The Wichita State University Libraries, Special Collections and University Archives has received a large gift of scientific documents and artifacts from accomplished meteorologist Mike Smith.
Smith, founder of WeatherData, Inc., and the retired senior vice president of AccuWeather Enterprise Solutions, recently received a special lifetime achievement award from the National Weather Association for nearly 50 years of creative and innovative service in the field of meteorology.
It’s that lifetime of work that vastly contributed to the collection he has given to WSU Libraries.
Smith says he donated the collection to WSU because he’s impressed with the direction the university is going.
“The Innovation Campus, the melding of WSU Tech and the traditional university, and the outstanding character of your sports teams … is, to my mind, what a university should be and so many are not,” Smith says. “So, I am hoping that my collection, in a small way, helps to forward your mission of spreading knowledge and science as well as elevating society.”
Specifically, the hope is that the collection will support local institutions in many fields, including aviation, environmental sustainability, law and weather. It will also be useful for students in new sustainability programs on campus.
Jessica Mirasol, curator of Special Collections and University Archives, is overseeing the inventorying and cataloguing process for the donation.
“It’s a pretty big deal for us,” Mirasol said. “We have the Wichita business collections, and this is kind of a different area for us. It’s a local business, but we’ve never done local businesses that had to do with weather before.”
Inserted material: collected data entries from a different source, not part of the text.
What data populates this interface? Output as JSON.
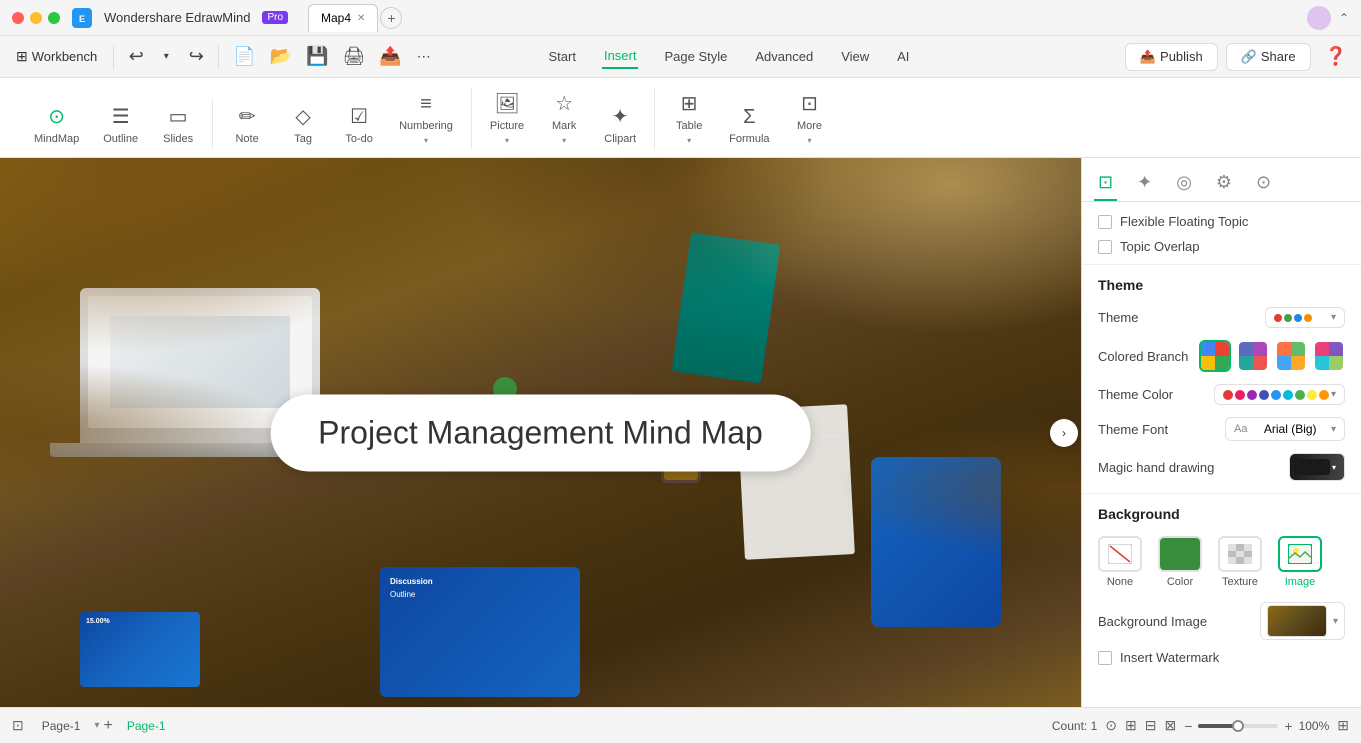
{
  "app": {
    "name": "Wondershare EdrawMind",
    "badge": "Pro",
    "tab_name": "Map4",
    "window_title": "Map4"
  },
  "title_bar": {
    "workbench": "Workbench",
    "collapse_icon": "⌃"
  },
  "menu_bar": {
    "tabs": [
      "Start",
      "Insert",
      "Page Style",
      "Advanced",
      "View",
      "AI"
    ],
    "active_tab": "Insert",
    "publish_label": "Publish",
    "share_label": "Share"
  },
  "ribbon": {
    "left_group": [
      {
        "id": "mindmap",
        "label": "MindMap",
        "icon": "✦"
      },
      {
        "id": "outline",
        "label": "Outline",
        "icon": "☰"
      },
      {
        "id": "slides",
        "label": "Slides",
        "icon": "▭"
      }
    ],
    "items": [
      {
        "id": "note",
        "label": "Note",
        "icon": "✏"
      },
      {
        "id": "tag",
        "label": "Tag",
        "icon": "◇"
      },
      {
        "id": "todo",
        "label": "To-do",
        "icon": "☑"
      },
      {
        "id": "numbering",
        "label": "Numbering",
        "icon": "≡"
      },
      {
        "id": "picture",
        "label": "Picture",
        "icon": "🖼"
      },
      {
        "id": "mark",
        "label": "Mark",
        "icon": "☆"
      },
      {
        "id": "clipart",
        "label": "Clipart",
        "icon": "✦"
      },
      {
        "id": "table",
        "label": "Table",
        "icon": "⊞"
      },
      {
        "id": "formula",
        "label": "Formula",
        "icon": "Σ"
      },
      {
        "id": "more",
        "label": "More",
        "icon": "⊡"
      }
    ]
  },
  "canvas": {
    "title": "Project Management Mind Map"
  },
  "right_panel": {
    "tabs": [
      {
        "id": "style",
        "icon": "⊡",
        "active": true
      },
      {
        "id": "ai",
        "icon": "✦"
      },
      {
        "id": "search",
        "icon": "◎"
      },
      {
        "id": "settings",
        "icon": "⚙"
      },
      {
        "id": "time",
        "icon": "⊙"
      }
    ],
    "checkboxes": [
      {
        "id": "floating",
        "label": "Flexible Floating Topic"
      },
      {
        "id": "overlap",
        "label": "Topic Overlap"
      }
    ],
    "theme_section_label": "Theme",
    "theme_label": "Theme",
    "theme_preview_dots": [
      "#e53935",
      "#43A047",
      "#1E88E5",
      "#FB8C00"
    ],
    "colored_branch_label": "Colored Branch",
    "theme_color_label": "Theme Color",
    "theme_colors": [
      "#e53935",
      "#e91e63",
      "#9c27b0",
      "#3f51b5",
      "#2196f3",
      "#00bcd4",
      "#4caf50",
      "#ffeb3b",
      "#ff9800"
    ],
    "theme_font_label": "Theme Font",
    "theme_font_value": "Arial (Big)",
    "magic_hand_label": "Magic hand drawing",
    "background_section_label": "Background",
    "bg_options": [
      {
        "id": "none",
        "label": "None",
        "icon": "✕"
      },
      {
        "id": "color",
        "label": "Color",
        "icon": "▪"
      },
      {
        "id": "texture",
        "label": "Texture",
        "icon": "▦"
      },
      {
        "id": "image",
        "label": "Image",
        "icon": "🖼",
        "active": true
      }
    ],
    "bg_image_label": "Background Image",
    "watermark_label": "Insert Watermark"
  },
  "status_bar": {
    "page_label": "Page-1",
    "active_page": "Page-1",
    "count_label": "Count: 1",
    "zoom_level": "100%",
    "add_page": "+"
  }
}
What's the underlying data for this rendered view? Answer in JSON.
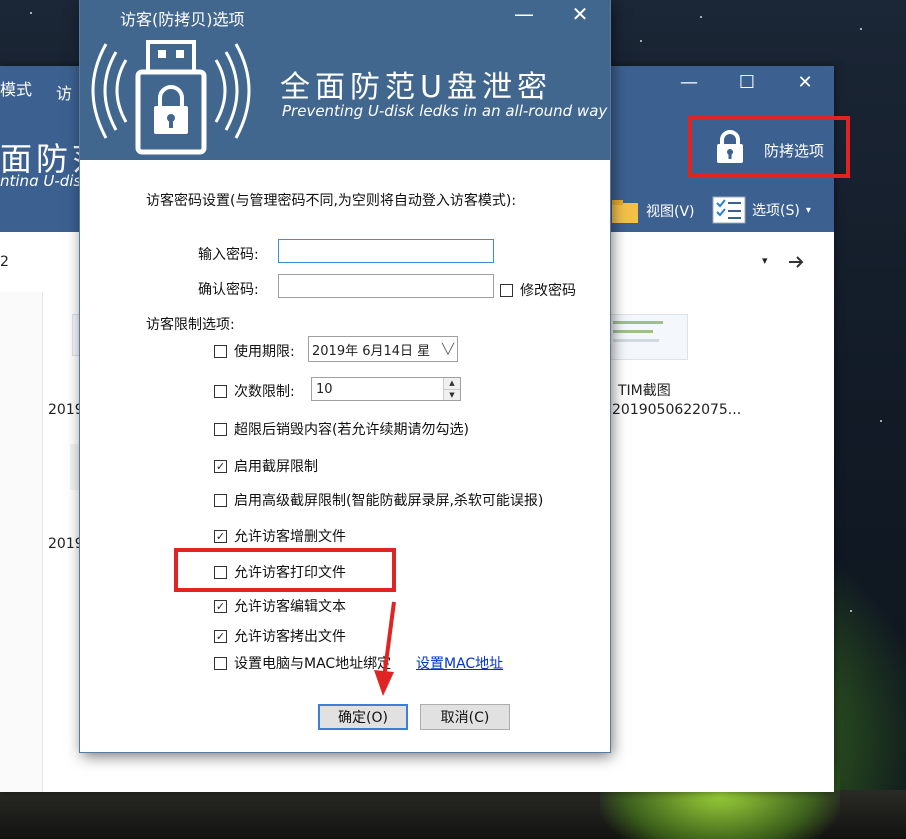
{
  "background_window": {
    "title_fragments": [
      "模式",
      "访"
    ],
    "header_big": "面防范",
    "header_sub": "nting U-disk",
    "guard_button_label": "防拷选项",
    "toolbar": {
      "view_label": "视图(V)",
      "options_label": "选项(S)",
      "options_caret": "▾"
    },
    "address_fragment": "2",
    "files": [
      {
        "name": "2019"
      },
      {
        "name": "2019"
      },
      {
        "name_line1": "TIM截图",
        "name_line2": "2019050622075..."
      }
    ],
    "controls": {
      "minimize": "—",
      "maximize": "☐",
      "close": "✕"
    }
  },
  "dialog": {
    "title": "访客(防拷贝)选项",
    "controls": {
      "minimize": "—",
      "close": "✕"
    },
    "banner_title": "全面防范U盘泄密",
    "banner_subtitle": "Preventing U-disk ledks in an all-round way",
    "password_section_label": "访客密码设置(与管理密码不同,为空则将自动登入访客模式):",
    "password_label": "输入密码:",
    "password_value": "",
    "confirm_label": "确认密码:",
    "confirm_value": "",
    "change_password": {
      "label": "修改密码",
      "checked": false
    },
    "limits_label": "访客限制选项:",
    "expiry": {
      "label": "使用期限:",
      "checked": false,
      "date_value": "2019年  6月14日  星"
    },
    "count_limit": {
      "label": "次数限制:",
      "checked": false,
      "value": "10"
    },
    "options": [
      {
        "label": "超限后销毁内容(若允许续期请勿勾选)",
        "checked": false
      },
      {
        "label": "启用截屏限制",
        "checked": true
      },
      {
        "label": "启用高级截屏限制(智能防截屏录屏,杀软可能误报)",
        "checked": false
      },
      {
        "label": "允许访客增删文件",
        "checked": true
      },
      {
        "label": "允许访客打印文件",
        "checked": false
      },
      {
        "label": "允许访客编辑文本",
        "checked": true
      },
      {
        "label": "允许访客拷出文件",
        "checked": true
      },
      {
        "label": "设置电脑与MAC地址绑定",
        "checked": false
      }
    ],
    "mac_link": "设置MAC地址",
    "ok_button": "确定(O)",
    "cancel_button": "取消(C)"
  },
  "colors": {
    "header_blue": "#41678f",
    "window_blue": "#3c6190",
    "highlight_red": "#e02424",
    "link_blue": "#0033cc"
  },
  "icons": [
    "usb-lock-icon",
    "lock-icon",
    "folder-icon",
    "checklist-icon",
    "arrow-right-icon",
    "annotation-arrow"
  ]
}
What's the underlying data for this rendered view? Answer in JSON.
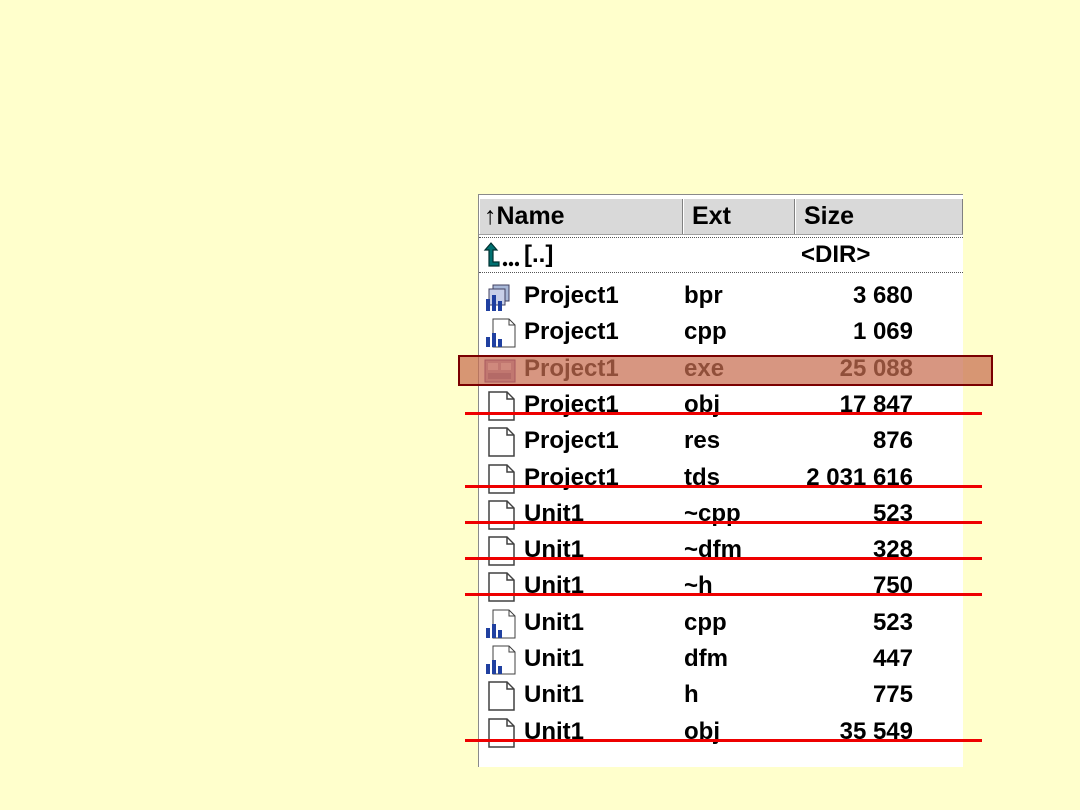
{
  "header": {
    "sort_indicator": "↑",
    "name_label": "Name",
    "ext_label": "Ext",
    "size_label": "Size"
  },
  "parent_row": {
    "icon": "up-folder-icon",
    "name": "[..]",
    "size": "<DIR>"
  },
  "files": [
    {
      "name": "Project1",
      "ext": "bpr",
      "size": "3 680",
      "icon": "project-group-icon",
      "crossed": false,
      "highlighted": false
    },
    {
      "name": "Project1",
      "ext": "cpp",
      "size": "1 069",
      "icon": "source-file-icon",
      "crossed": false,
      "highlighted": false
    },
    {
      "name": "Project1",
      "ext": "exe",
      "size": "25 088",
      "icon": "executable-icon",
      "crossed": false,
      "highlighted": true
    },
    {
      "name": "Project1",
      "ext": "obj",
      "size": "17 847",
      "icon": "file-icon",
      "crossed": true,
      "highlighted": false
    },
    {
      "name": "Project1",
      "ext": "res",
      "size": "876",
      "icon": "file-icon",
      "crossed": false,
      "highlighted": false
    },
    {
      "name": "Project1",
      "ext": "tds",
      "size": "2 031 616",
      "icon": "file-icon",
      "crossed": true,
      "highlighted": false
    },
    {
      "name": "Unit1",
      "ext": "~cpp",
      "size": "523",
      "icon": "file-icon",
      "crossed": true,
      "highlighted": false
    },
    {
      "name": "Unit1",
      "ext": "~dfm",
      "size": "328",
      "icon": "file-icon",
      "crossed": true,
      "highlighted": false
    },
    {
      "name": "Unit1",
      "ext": "~h",
      "size": "750",
      "icon": "file-icon",
      "crossed": true,
      "highlighted": false
    },
    {
      "name": "Unit1",
      "ext": "cpp",
      "size": "523",
      "icon": "source-file-icon",
      "crossed": false,
      "highlighted": false
    },
    {
      "name": "Unit1",
      "ext": "dfm",
      "size": "447",
      "icon": "source-file-icon",
      "crossed": false,
      "highlighted": false
    },
    {
      "name": "Unit1",
      "ext": "h",
      "size": "775",
      "icon": "file-icon",
      "crossed": false,
      "highlighted": false
    },
    {
      "name": "Unit1",
      "ext": "obj",
      "size": "35 549",
      "icon": "file-icon",
      "crossed": true,
      "highlighted": false
    }
  ],
  "colors": {
    "background": "#ffffcc",
    "strike": "#ee0000",
    "highlight_fill": "#c76e50",
    "highlight_border": "#7a0000"
  }
}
The donation includes items from throughout Smith’s career, including a wealth of historical documents, climate change data, photography and one early-model aircraft weather radar.
Among the documents are court records from Smith’s time as an expert witness for aviation accident investigations.
“With these court cases now, this will fill in even more of the aviation history that we’ve focused on here. It’s kind of a new angle and pretty exciting for us,” Mirasol said.
It will take a while for all of the items to be recorded, photographed and arranged in the collection.
“If anyone is interested, they can come and take a look at it before it’s totally processed. We just don’t know exactly what’s in it yet,” Mirasol said.
The donation hasn’t entirely arrived yet, either. Mirasol expects another shipment of photos and documents in the near future.
Smith is something of a legend in meteorology.
He dedicated himself to meteorology at the age of five when a tornado struck his neighborhood, killing 44 and destroying his kindergarten.
He advanced the science of meteorology through some of the first live broadcast coverage of tornadoes and the invention of color radar. He has spent his career finding better ways of preventing deaths and property loss from tornadoes and other violent storms.
He has received more than 30 U.S. and foreign patents in the fields of weather science, graphic information systems and emergency management. His inventions include the first-ever handheld GPS weather device.
He went on to form the company WeatherData through which he invented numerous technologies for precision storm warning services, including the first ever handheld GPS weather device.
Although he sold WeatherData to the AccuWeather Co. in 2006, he is now the president of MSE Creative Consulting. The company coaches entrepreneurs who wish to establish science-related companies.
“We already knew what he had done was important. The collection he created reflects his accomplishments, and his recent national award just adds even more weight to the collection’s importance,” says Kathy Downes, dean of University Libraries.